I'm trying to calculate overlapping depth ranges for marine species and human activities. So for each species, there's a min and max depth it occurs at, and I want to efficiently calculate the depth range the overlaps with the depth range of 4 different activities. I think this can be done with data.table::foverlaps() or IRanges::findOverlaps(), but I can't figure out how to calculate the value of the overlap, not just whether it's true or false. So if species D is found between 40-100m depth, and activity 1 occurs at 0-50m depth, the overlap is 10m.

For example,

min_1 <- 0 
max_1 <- 50
min_2 <- 0 
max_2 <- 70
min_3 <- 0
max_3 <- 200
min_4 <- 0
max_4 <- 500

activities <- data.frame(min_1, max_1, min_2, max_2, min_3, max_3, min_4, max_4)

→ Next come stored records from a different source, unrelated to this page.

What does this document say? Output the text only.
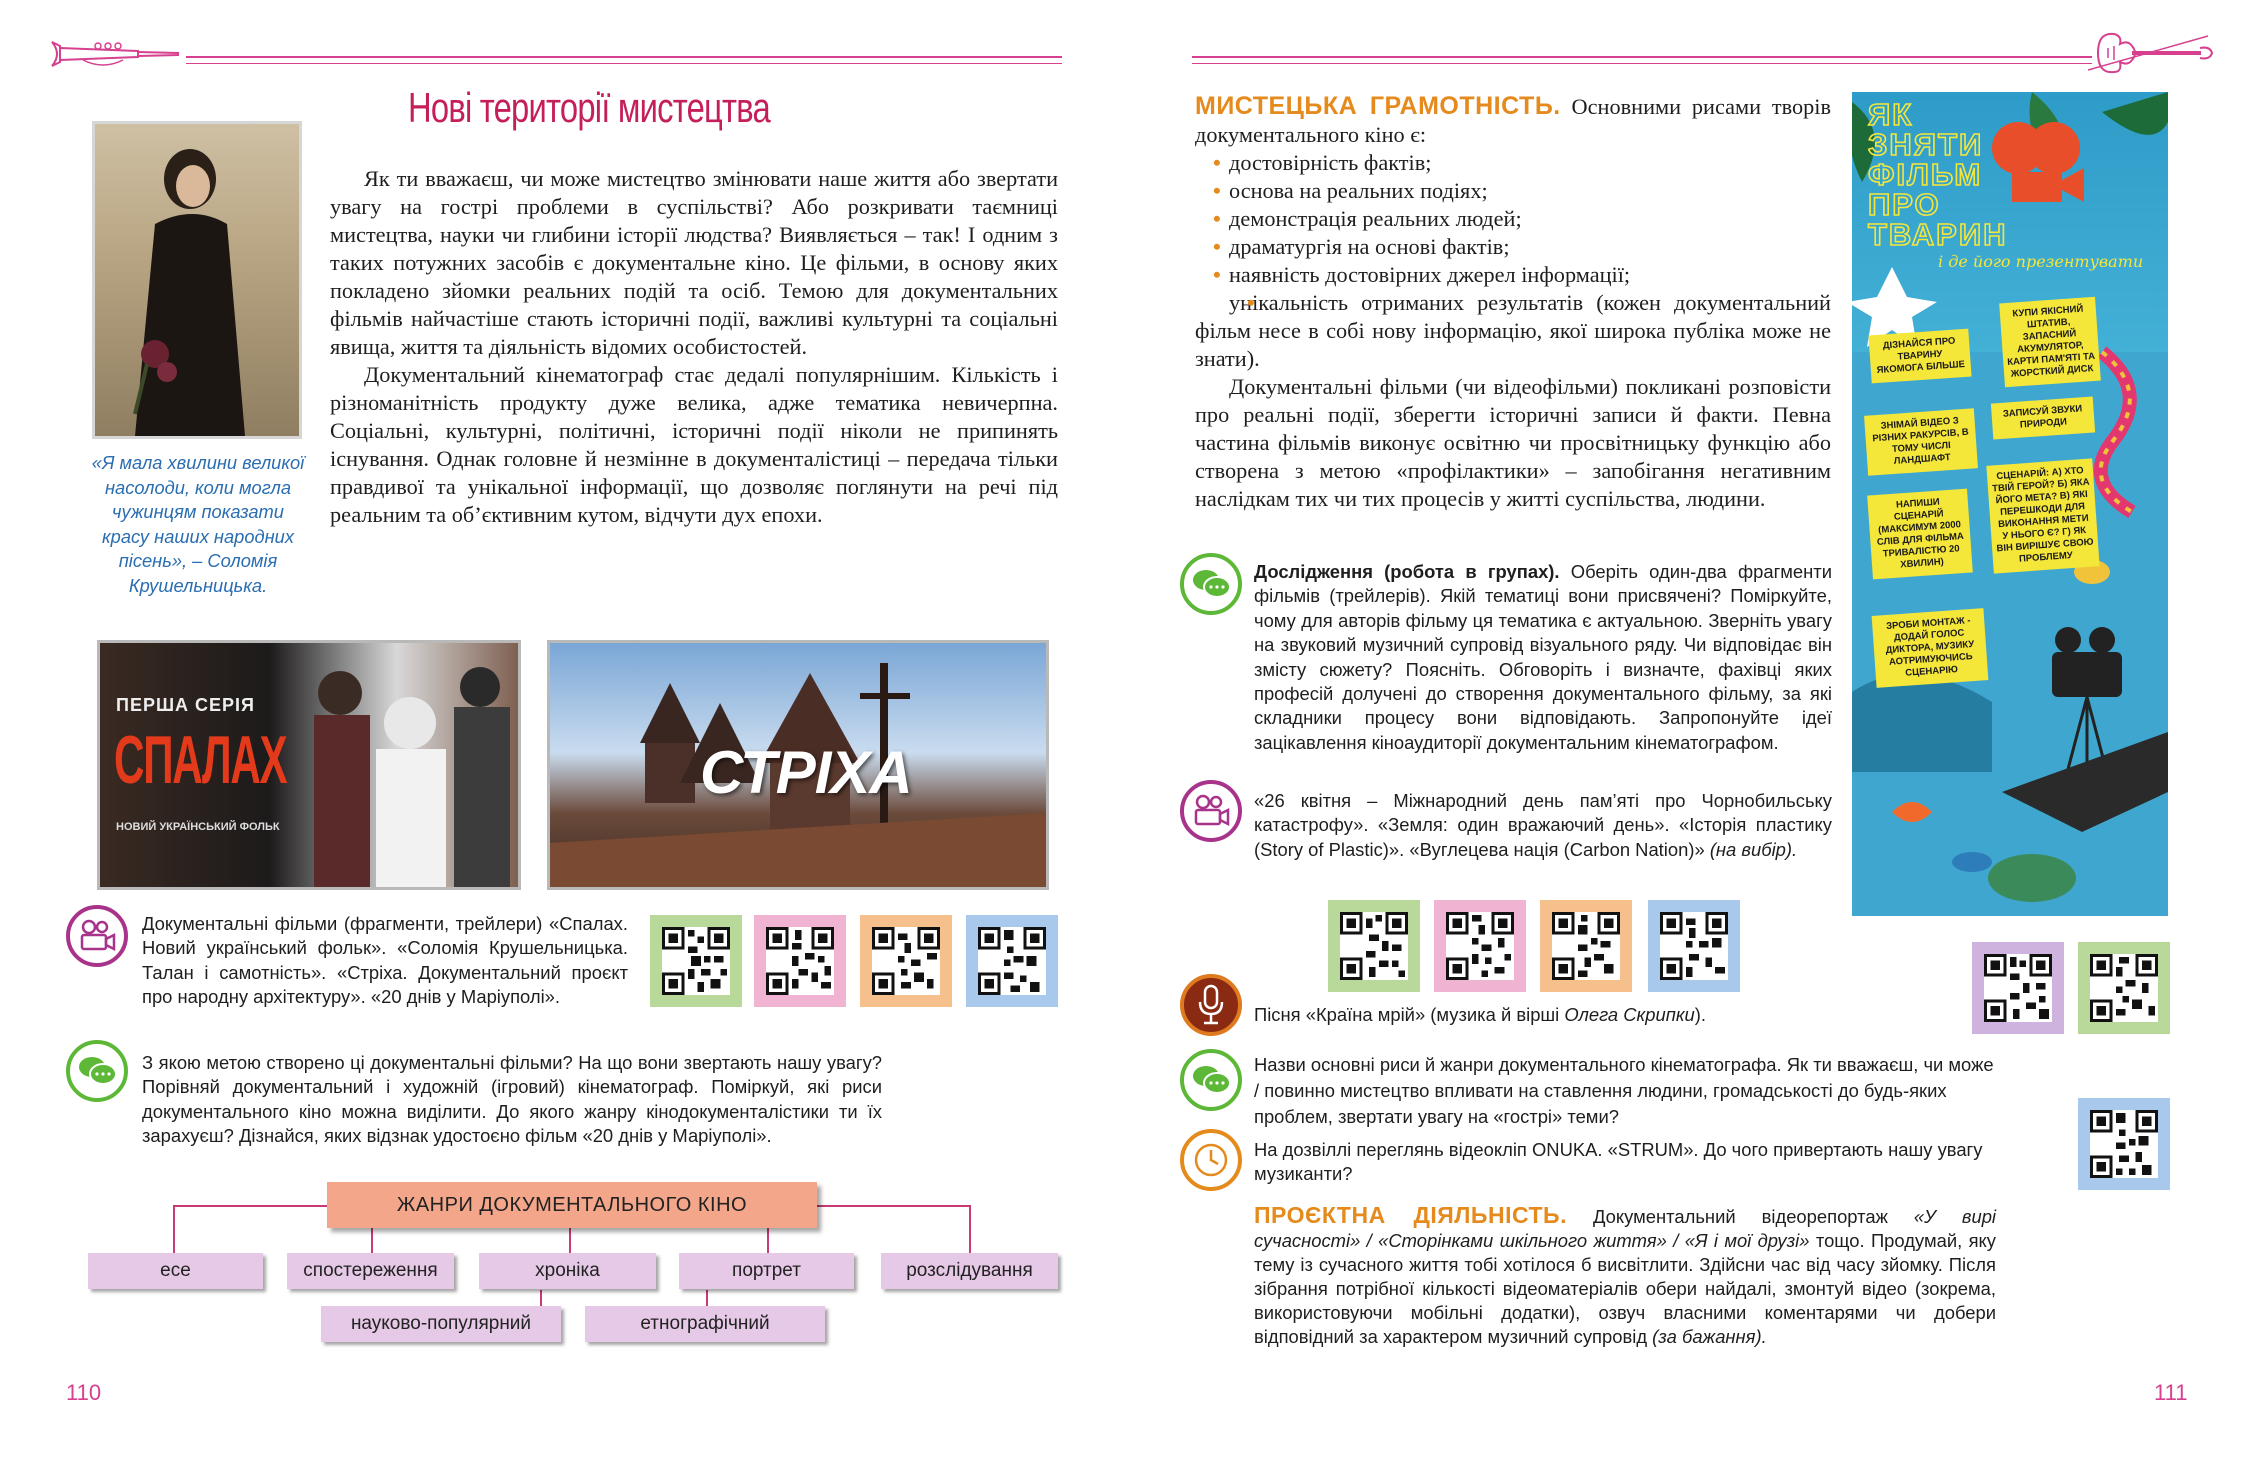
Нові території мистецтва
«Я мала хвилини великої насолоди, коли могла чужинцям показати красу наших народних пісень», – Соломія Крушельницька.

Як ти вважаєш, чи може мистецтво змінювати наше життя або звертати увагу на гострі проблеми в суспільстві? Або розкривати таємниці мистецтва, науки чи глибини історії людства? Виявляється – так! І одним з таких потужних засобів є документальне кіно. Це фільми, в основу яких покладено зйомки реальних подій та осіб. Темою для документальних фільмів найчастіше стають історичні події, важливі культурні та соціальні явища, життя та діяльність відомих особистостей.

Документальний кінематограф стає дедалі популярнішим. Кількість і різноманітність продукту дуже велика, адже тематика невичерпна. Соціальні, культурні, політичні, історичні події ніколи не припинять існування. Однак головне й незмінне в документалістиці – передача тільки правдивої та унікальної інформації, що дозволяє поглянути на речі під реальним та об’єктивним кутом, відчути дух епохи.

ПЕРША СЕРІЯ
СПАЛАХ
НОВИЙ УКРАЇНСЬКИЙ ФОЛЬК
СТРІХА
Документальні фільми (фрагменти, трейлери) «Спалах. Новий український фольк». «Соломія Крушельницька. Талан і самотність». «Стріха. Документальний проєкт про народну архітектуру». «20 днів у Маріуполі».
З якою метою створено ці документальні фільми? На що вони звертають нашу увагу? Порівняй документальний і художній (ігровий) кінематограф. Поміркуй, які риси документального кіно можна виділити. До якого жанру кінодокументалістики ти їх зарахуєш? Дізнайся, яких відзнак удостоєно фільм «20 днів у Маріуполі».
ЖАНРИ ДОКУМЕНТАЛЬНОГО КІНО
есе	спостереження	хроніка	портрет	розслідування
науково-популярний	етнографічний
110
МИСТЕЦЬКА ГРАМОТНІСТЬ. Основними рисами творів документального кіно є:
• достовірність фактів;
• основа на реальних подіях;
• демонстрація реальних людей;
• драматургія на основі фактів;
• наявність достовірних джерел інформації;
• унікальність отриманих результатів (кожен документальний фільм несе в собі нову інформацію, якої широка публіка може не знати).

Документальні фільми (чи відеофільми) покликані розповісти про реальні події, зберегти історичні записи й факти. Певна частина фільмів виконує освітню чи просвітницьку функцію або створена з метою «профілактики» – запобігання негативним наслідкам тих чи тих процесів у житті суспільства, людини.

ЯК
ЗНЯТИ
ФІЛЬМ
ПРО
ТВАРИН
і де його презентувати
ДІЗНАЙСЯ ПРО ТВАРИНУ ЯКОМОГА БІЛЬШЕ
КУПИ ЯКІСНИЙ ШТАТИВ, ЗАПАСНИЙ АКУМУЛЯТОР, КАРТИ ПАМ'ЯТІ ТА ЖОРСТКИЙ ДИСК
ЗНІМАЙ ВІДЕО З РІЗНИХ РАКУРСІВ, В ТОМУ ЧИСЛІ ЛАНДШАФТ
ЗАПИСУЙ ЗВУКИ ПРИРОДИ
НАПИШИ СЦЕНАРІЙ (МАКСИМУМ 2000 СЛІВ ДЛЯ ФІЛЬМА ТРИВАЛІСТЮ 20 ХВИЛИН)
СЦЕНАРІЙ: А) ХТО ТВІЙ ГЕРОЙ? Б) ЯКА ЙОГО МЕТА? В) ЯКІ ПЕРЕШКОДИ ДЛЯ ВИКОНАННЯ МЕТИ У НЬОГО Є? Г) ЯК ВІН ВИРІШУЄ СВОЮ ПРОБЛЕМУ
ЗРОБИ МОНТАЖ - ДОДАЙ ГОЛОС ДИКТОРА, МУЗИКУ АОТРИМУЮЧИСЬ СЦЕНАРІЮ
Дослідження (робота в групах). Оберіть один-два фрагменти фільмів (трейлерів). Якій тематиці вони присвячені? Поміркуйте, чому для авторів фільму ця тематика є актуальною. Зверніть увагу на звуковий музичний супровід візуального ряду. Чи відповідає він змісту сюжету? Поясніть. Обговоріть і визначте, фахівці яких професій долучені до створення документального фільму, за які складники процесу вони відповідають. Запропонуйте ідеї зацікавлення кіноаудиторії документальним кінематографом.
«26 квітня – Міжнародний день пам’яті про Чорнобильську катастрофу». «Земля: один вражаючий день». «Історія пластику (Story of Plastic)». «Вуглецева нація (Carbon Nation)» (на вибір).
Пісня «Країна мрій» (музика й вірші Олега Скрипки).
Назви основні риси й жанри документального кінематографа. Як ти вважаєш, чи може / повинно мистецтво впливати на ставлення людини, громадськості до будь-яких проблем, звертати увагу на «гострі» теми?
На дозвіллі переглянь відеокліп ONUKA. «STRUM». До чого привертають нашу увагу музиканти?
ПРОЄКТНА ДІЯЛЬНІСТЬ. Документальний відеорепортаж «У вирі сучасності» / «Сторінками шкільного життя» / «Я і мої друзі» тощо. Продумай, яку тему із сучасного життя тобі хотілося б висвітлити. Здійсни час від часу зйомку. Після зібрання потрібної кількості відеоматеріалів обери найдалі, змонтуй відео (зокрема, використовуючи мобільні додатки), озвуч власними коментарями чи добери відповідний за характером музичний супровід (за бажання).
111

spp_id <- c("a", "b", "c", "d")
spp_depth_min <- c(0, 20, 30, 40)
spp_depth_max <- c(200, 500, 50, 100)

species <- data.frame(spp_id, spp_depth_min, spp_depth_max)

## data.table approach?

setDT(activities)
setDT(species)

foverlaps(species, activities, ...) ## Or do I need to subset each activity and do separate calculations? 

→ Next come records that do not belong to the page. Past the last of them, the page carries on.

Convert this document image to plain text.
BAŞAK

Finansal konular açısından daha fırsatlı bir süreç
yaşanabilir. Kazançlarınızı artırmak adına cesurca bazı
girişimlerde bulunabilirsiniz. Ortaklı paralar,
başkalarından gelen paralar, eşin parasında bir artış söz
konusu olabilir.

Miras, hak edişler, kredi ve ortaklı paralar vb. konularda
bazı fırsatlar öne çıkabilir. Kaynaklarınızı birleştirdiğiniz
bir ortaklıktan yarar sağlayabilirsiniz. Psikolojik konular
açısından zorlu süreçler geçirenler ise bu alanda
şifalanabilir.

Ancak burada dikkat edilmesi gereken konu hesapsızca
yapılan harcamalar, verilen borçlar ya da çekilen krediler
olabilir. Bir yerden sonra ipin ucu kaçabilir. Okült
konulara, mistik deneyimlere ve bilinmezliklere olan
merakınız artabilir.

Would it be easier to write a function? I'm really unfamiliar with that! This seems like it should be a common/easy thing to do, I don't know why it's confusing me so much


Solution

  • I restructured your activities table into a long form so you can do all 4 calculations at once. Then the overlaps join is done, then you can calculate the overlap length from the results.

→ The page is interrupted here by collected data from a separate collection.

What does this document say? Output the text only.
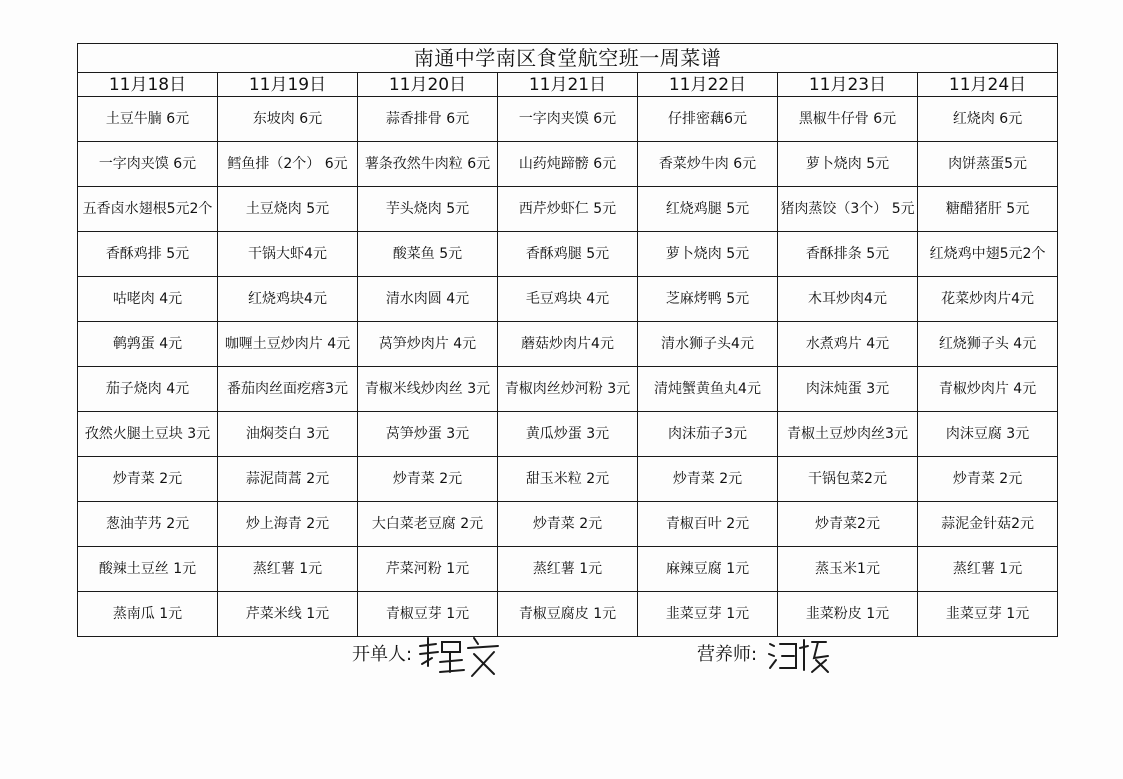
南通中学南区食堂航空班一周菜谱						
11月18日	11月19日	11月20日	11月21日	11月22日	11月23日	11月24日
土豆牛腩 6元	东坡肉 6元	蒜香排骨 6元	一字肉夹馍 6元	仔排密藕6元	黑椒牛仔骨 6元	红烧肉 6元
一字肉夹馍 6元	鳕鱼排（2个） 6元	薯条孜然牛肉粒 6元	山药炖蹄髈 6元	香菜炒牛肉 6元	萝卜烧肉 5元	肉饼蒸蛋5元
五香卤水翅根5元2个	土豆烧肉 5元	芋头烧肉 5元	西芹炒虾仁 5元	红烧鸡腿 5元	猪肉蒸饺（3个） 5元	糖醋猪肝 5元
香酥鸡排 5元	干锅大虾4元	酸菜鱼 5元	香酥鸡腿 5元	萝卜烧肉 5元	香酥排条 5元	红烧鸡中翅5元2个
咕咾肉 4元	红烧鸡块4元	清水肉圆 4元	毛豆鸡块 4元	芝麻烤鸭 5元	木耳炒肉4元	花菜炒肉片4元
鹌鹑蛋 4元	咖喱土豆炒肉片 4元	莴笋炒肉片 4元	蘑菇炒肉片4元	清水狮子头4元	水煮鸡片 4元	红烧狮子头 4元
茄子烧肉 4元	番茄肉丝面疙瘩3元	青椒米线炒肉丝 3元	青椒肉丝炒河粉 3元	清炖蟹黄鱼丸4元	肉沫炖蛋 3元	青椒炒肉片 4元
孜然火腿土豆块 3元	油焖茭白 3元	莴笋炒蛋 3元	黄瓜炒蛋 3元	肉沫茄子3元	青椒土豆炒肉丝3元	肉沫豆腐 3元
炒青菜 2元	蒜泥茼蒿 2元	炒青菜 2元	甜玉米粒 2元	炒青菜 2元	干锅包菜2元	炒青菜 2元
葱油芋艿 2元	炒上海青 2元	大白菜老豆腐 2元	炒青菜 2元	青椒百叶 2元	炒青菜2元	蒜泥金针菇2元
酸辣土豆丝 1元	蒸红薯 1元	芹菜河粉 1元	蒸红薯 1元	麻辣豆腐 1元	蒸玉米1元	蒸红薯 1元
蒸南瓜 1元	芹菜米线 1元	青椒豆芽 1元	青椒豆腐皮 1元	韭菜豆芽 1元	韭菜粉皮 1元	韭菜豆芽 1元
开单人:	营养师:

    activities <- data.table(
      act = c('act_1','act_2','act_3','act_4'),
      a_min = c(min_1, min_2, min_3, min_4),
      a_max = c(max_1, max_2, max_3, max_4)
      )
    
    spp_id <- c("a", "b", "c", "d")
    spp_depth_min <- c(0, 20, 30, 40)
    spp_depth_max <- c(200, 500, 50, 100)
    
    species <- data.table(spp_id, spp_depth_min, spp_depth_max)
    
    setkey(activities,a_min,a_max)
    
    ol <- foverlaps(species, activities, 
      by.x = c('spp_depth_min','spp_depth_max'), 
      by.y = c('a_min','a_max')
      )
    ol[,ol_length := pmin(spp_depth_max,a_max)-pmax(spp_depth_min,a_min)]
    ol